The Centers for Medicare and Medicaid Services, an agency under the Health and Human Services Department, started reviewing the guidelines for how long-term care facilities participate in Medicaid and Medicare. At the start of the review, the agency officials had some concerns about the arbitration requirements. Then CMS representatives asked for public comments on their proposed rule changes and they got more than 9,800 responses, with almost 1,000 of those comments focused on arbitration.
CMS officials became "convinced that requiring residents to sign pre-dispute arbitration agreements is fundamentally unfair because, among other things, it is almost impossible for residents or their decision-makers to give fully informed and voluntary consent to arbitration before a dispute has arisen," according to court documents.
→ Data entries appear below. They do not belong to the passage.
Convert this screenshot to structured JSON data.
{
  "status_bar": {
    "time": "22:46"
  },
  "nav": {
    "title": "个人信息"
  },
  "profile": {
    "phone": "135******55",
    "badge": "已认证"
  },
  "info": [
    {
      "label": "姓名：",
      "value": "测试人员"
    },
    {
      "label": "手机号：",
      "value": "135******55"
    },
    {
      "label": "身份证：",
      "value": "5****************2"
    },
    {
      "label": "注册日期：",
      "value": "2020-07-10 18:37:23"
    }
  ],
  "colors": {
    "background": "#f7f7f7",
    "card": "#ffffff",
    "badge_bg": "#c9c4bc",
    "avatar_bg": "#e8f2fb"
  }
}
So the feds stepped up and changed the rules. According to the CMS revisions, long-term care facilities receiving government funds could "not enter into a predispute agreement for binding arbitration with any resident or resident’s representative nor require that a resident sign an arbitration agreement as a condition of admission to the [long-term care] facility.” The rule was set to take effect on November 28.
CMS viewed this as a "middle ground approach" since it wasn't banning all arbitration, but was simply going to yank federal funding from any nursing home that made arbitration the only legal recourse patients would have if anything went wrong.
The thing is, the nursing home industry was less than thrilled by this change, and a pack of nursing homes filed a lawsuit asking for a judge to determine the new rule to be unlawful and prevent it from taking effect at the end of the month.
Last week, U.S. District Court Judge Michael Mills, who sits in the Northern District of Mississippi, decided that the CMS rule is not based on "sound public policy" and issued a preliminary injunction to block the rule from going into action.
However, the rule, or the potential for laws along this line, is not gone with the wind quite yet. Mills wrote that considering that roughly half the people living in nursing homes have dementia, Alzheimer's or some form of mental incapacity, the odds are too high that many are signing pre-dispute arbitration agreements without understanding what they mean. Between that and the amount of stress many nursing home patients and their families are under during the admissions process, Mills said it seemed clear there is a real issue at the heart of this matter.
“This court believes that Congress might reasonably consider this inefficiency...as sufficient reason to decide that arbitration and the nursing home admissions process do not belong together,” the order states.
However, Mills says that this is a job for Congress, not CMS. The problem is, the federal bills with language in them restricting nursing home arbitration agreements have all failed to get through Congress, so there's no telling if another attempt will have different results.
In other words, it may be more proper to go through Congress, but that doesn't mean it will actually happen. And meanwhile, the nursing home industry gets to ignore the CMS rule, as if the whole thing never happened.